Portland limits facial recognition

Smart+City+PDX+is+developing+two+policies+that+aim+to+regulate+the+use+of+facial+recognition+technology+in+city+government+and+private+institutions+in+public+places.

Courtesy of Wikimedia Commons

Smart City PDX is developing two policies that aim to regulate the use of facial recognition technology in city government and private institutions in public places.

By Katlyn Kenney, Lincoln High School - OR

When you walk into two of the Jacksons Food Stores in Portland, your face is being recorded and captured by multiple cameras, and then sent to be stored on a database. 

The stores say they are using the cameras as a deterrent, but are they really protecting people– or are they violating our right to privacy?

In order to protect the privacy of the residents of Portland, Smart City PDX, an extension of the Portland Bureau of Planning and Sustainability, is developing two policies that aim to regulate the use of facial recognition technology in city government and private institutions in public places. 

“An expectation of privacy is a basic human right, and that unregulated use of surveillance technologies like facial recognition is a threat to basic privacy,” says Kevin Martin, Tech Services Manager at Smart City PDX. “Facial recognition technologies, because they give users access to sensitive data, have been demonstrated to be racially biased, have known accuracy problems and lack transparency and accountability when it comes to managing personal information and data protection.”

 This is why Smart City PDX has taken it upon themselves to create policies to manage the use of this software.

These policies would create broad restrictions on the use of facial recognition software within Portland city limits. The first would be an ordinance banning the use of this technology by city employees and bureaus, with only a few exceptions. The second ordinance would be regulating the use of facial recognition technology by private entities for surveillance in public places. Neither of the ordinances would prohibit private use of the technology like unlocking your iPhone.

San Francisco, CA was the first city to enact a facial recognition ban, followed by Oakland, CA, and Sommerville, MA.

However, no city has yet banned or regulated the private use of facial recognition, according to Martin. 

“Portland would be the first to do so– though there is a proposed state bill in Washington that would introduce restrictions on private use,” he says.

While the privacy of those in Portland is one of the main reasons that Smart City PDX is developing the ban, they also note problems of racial bias with facial recognition technology.

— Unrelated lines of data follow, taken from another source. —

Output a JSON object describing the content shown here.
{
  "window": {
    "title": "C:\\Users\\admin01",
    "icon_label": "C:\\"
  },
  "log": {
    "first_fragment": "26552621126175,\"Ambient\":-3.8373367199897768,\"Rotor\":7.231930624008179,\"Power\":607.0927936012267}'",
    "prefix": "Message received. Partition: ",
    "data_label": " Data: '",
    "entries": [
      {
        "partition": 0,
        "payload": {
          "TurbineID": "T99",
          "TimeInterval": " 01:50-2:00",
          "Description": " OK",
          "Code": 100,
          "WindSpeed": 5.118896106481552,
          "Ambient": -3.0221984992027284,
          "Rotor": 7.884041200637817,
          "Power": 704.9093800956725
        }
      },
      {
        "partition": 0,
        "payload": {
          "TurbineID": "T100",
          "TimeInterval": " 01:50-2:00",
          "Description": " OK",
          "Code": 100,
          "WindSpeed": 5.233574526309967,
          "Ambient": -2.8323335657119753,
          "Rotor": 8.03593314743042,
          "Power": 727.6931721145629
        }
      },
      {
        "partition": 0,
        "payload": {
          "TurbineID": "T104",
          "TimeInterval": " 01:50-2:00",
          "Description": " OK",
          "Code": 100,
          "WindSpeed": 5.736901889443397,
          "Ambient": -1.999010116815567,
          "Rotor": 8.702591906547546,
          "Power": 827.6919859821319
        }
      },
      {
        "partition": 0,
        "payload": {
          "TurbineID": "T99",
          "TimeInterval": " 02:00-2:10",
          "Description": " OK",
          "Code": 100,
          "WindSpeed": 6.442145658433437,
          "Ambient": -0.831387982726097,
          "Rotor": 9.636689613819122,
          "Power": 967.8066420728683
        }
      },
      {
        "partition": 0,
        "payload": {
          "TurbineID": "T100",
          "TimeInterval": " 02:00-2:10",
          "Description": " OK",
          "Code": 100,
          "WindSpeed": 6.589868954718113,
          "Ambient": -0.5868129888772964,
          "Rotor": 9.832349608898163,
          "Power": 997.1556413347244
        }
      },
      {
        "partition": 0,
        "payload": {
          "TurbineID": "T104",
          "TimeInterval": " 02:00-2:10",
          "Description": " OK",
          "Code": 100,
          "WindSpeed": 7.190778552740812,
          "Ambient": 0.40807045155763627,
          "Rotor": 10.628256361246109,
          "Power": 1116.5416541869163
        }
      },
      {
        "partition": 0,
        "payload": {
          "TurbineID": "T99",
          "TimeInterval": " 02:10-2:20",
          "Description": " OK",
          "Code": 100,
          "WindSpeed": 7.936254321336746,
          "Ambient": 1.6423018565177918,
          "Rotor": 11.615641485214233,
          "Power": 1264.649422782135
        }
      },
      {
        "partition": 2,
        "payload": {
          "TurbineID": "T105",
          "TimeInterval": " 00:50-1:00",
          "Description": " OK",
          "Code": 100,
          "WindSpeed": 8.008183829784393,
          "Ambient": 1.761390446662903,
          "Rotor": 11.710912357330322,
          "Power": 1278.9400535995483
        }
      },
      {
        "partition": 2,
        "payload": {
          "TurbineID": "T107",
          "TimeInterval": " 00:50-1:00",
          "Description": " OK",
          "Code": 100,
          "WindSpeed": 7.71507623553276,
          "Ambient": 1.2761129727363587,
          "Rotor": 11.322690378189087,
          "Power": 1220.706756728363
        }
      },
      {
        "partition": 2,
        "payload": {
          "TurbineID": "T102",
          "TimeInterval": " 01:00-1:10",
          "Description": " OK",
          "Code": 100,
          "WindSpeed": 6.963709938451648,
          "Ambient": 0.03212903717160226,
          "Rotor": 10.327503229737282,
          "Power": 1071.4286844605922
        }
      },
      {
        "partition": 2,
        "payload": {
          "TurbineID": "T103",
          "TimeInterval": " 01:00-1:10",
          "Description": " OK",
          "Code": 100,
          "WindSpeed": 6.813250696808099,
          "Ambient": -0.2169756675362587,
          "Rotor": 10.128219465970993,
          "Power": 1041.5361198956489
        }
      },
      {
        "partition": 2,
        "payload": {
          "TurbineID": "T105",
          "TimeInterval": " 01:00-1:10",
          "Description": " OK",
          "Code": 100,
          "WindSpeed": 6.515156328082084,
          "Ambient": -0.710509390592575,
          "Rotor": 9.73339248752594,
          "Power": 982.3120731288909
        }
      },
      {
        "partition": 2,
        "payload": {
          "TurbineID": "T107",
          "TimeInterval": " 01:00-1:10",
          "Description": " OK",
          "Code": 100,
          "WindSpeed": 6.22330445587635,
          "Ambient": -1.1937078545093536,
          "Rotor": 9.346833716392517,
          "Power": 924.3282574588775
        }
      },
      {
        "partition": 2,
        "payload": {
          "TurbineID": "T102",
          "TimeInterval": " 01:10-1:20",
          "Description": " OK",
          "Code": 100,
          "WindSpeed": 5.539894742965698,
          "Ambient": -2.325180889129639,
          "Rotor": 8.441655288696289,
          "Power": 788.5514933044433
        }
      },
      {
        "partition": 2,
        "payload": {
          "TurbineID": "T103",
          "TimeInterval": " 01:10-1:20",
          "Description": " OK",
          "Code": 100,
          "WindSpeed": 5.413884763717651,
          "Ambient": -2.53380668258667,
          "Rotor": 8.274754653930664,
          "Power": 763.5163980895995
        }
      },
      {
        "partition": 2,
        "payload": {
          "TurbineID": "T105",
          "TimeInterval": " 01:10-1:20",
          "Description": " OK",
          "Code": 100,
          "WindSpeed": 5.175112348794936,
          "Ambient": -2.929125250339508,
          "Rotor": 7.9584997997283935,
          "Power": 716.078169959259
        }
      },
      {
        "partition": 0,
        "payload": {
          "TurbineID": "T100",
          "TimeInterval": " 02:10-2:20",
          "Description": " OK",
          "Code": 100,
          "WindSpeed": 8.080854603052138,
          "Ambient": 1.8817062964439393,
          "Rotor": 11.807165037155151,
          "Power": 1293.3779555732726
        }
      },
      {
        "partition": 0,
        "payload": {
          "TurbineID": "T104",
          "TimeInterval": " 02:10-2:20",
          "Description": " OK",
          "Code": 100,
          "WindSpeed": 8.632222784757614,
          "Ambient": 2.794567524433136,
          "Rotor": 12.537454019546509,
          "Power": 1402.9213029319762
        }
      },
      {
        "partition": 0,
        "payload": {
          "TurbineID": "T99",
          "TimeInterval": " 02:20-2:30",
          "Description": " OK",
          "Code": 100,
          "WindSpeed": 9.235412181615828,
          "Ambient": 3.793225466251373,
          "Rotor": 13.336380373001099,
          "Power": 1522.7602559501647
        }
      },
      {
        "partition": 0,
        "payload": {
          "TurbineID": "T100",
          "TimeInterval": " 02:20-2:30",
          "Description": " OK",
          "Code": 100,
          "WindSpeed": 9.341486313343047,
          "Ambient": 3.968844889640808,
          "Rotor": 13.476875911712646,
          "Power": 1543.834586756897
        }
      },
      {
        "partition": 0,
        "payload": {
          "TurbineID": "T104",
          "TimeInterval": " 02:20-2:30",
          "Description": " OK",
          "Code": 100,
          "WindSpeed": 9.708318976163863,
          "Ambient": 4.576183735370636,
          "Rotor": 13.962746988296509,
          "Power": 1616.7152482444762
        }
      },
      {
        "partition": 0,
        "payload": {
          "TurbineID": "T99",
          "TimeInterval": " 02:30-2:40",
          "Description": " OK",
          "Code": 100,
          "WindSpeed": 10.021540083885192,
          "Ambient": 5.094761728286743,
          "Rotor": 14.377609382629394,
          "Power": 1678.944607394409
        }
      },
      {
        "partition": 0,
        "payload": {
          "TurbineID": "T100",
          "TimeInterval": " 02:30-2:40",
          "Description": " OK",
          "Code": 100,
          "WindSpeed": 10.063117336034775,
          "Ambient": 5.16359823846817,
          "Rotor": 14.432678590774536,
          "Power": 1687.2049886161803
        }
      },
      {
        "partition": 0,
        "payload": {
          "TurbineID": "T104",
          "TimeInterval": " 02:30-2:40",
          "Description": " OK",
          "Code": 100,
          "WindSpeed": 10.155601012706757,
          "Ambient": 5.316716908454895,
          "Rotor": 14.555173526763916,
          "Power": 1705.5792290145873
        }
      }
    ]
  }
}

“We also recognize that the use of this type of surveillance technology has the potential to most negatively impact those who are already the most vulnerable or marginalized, like communities of color, or our homeless population, by excluding them from businesses and other public places without cause, or needlessly ensnaring them in the criminal justice system, which can have long-lasting and very detrimental effects on individual lives,” Martin explains.

Patrick Magee-Jenks, the political economy and Constitution Team teacher, agrees that facial recognition technology can do more harm than good. 

“They know that they can push the line further and further and further incrementally so that people are just like ‘well I guess I really need X, Y and Z at the Jacksons Food Store so I am going to do something that I find morally compromising but in the moment necessary,” Magee-Jenks says. “And then as we make more and more elective choices that way I think that’s how we end up slowly degrading our privacy and anonymity.”

Magee-Jenks also voices concerns about the racial bias that these facial recognition programs innately contain. The lack of data that these programs contain on the facial features of people from different ethnic groups causes the technology to be less accurate on faces that aren’t white. This can cause the programs to falsely identify people and make unfair assumptions.

“They are trained by mostly white engineers, and so the faces that those programs are taught with are most likely white faces and sometimes South Asian faces. So the computer programs don’t learn facial features other than that of white folks and South Asian folks so they don’t have as much data.”

Because of similar concerns, Smart City PDX will be working on passing these ordinances to ban facial recognition in hopes of protecting the privacy of Portland’s citizens.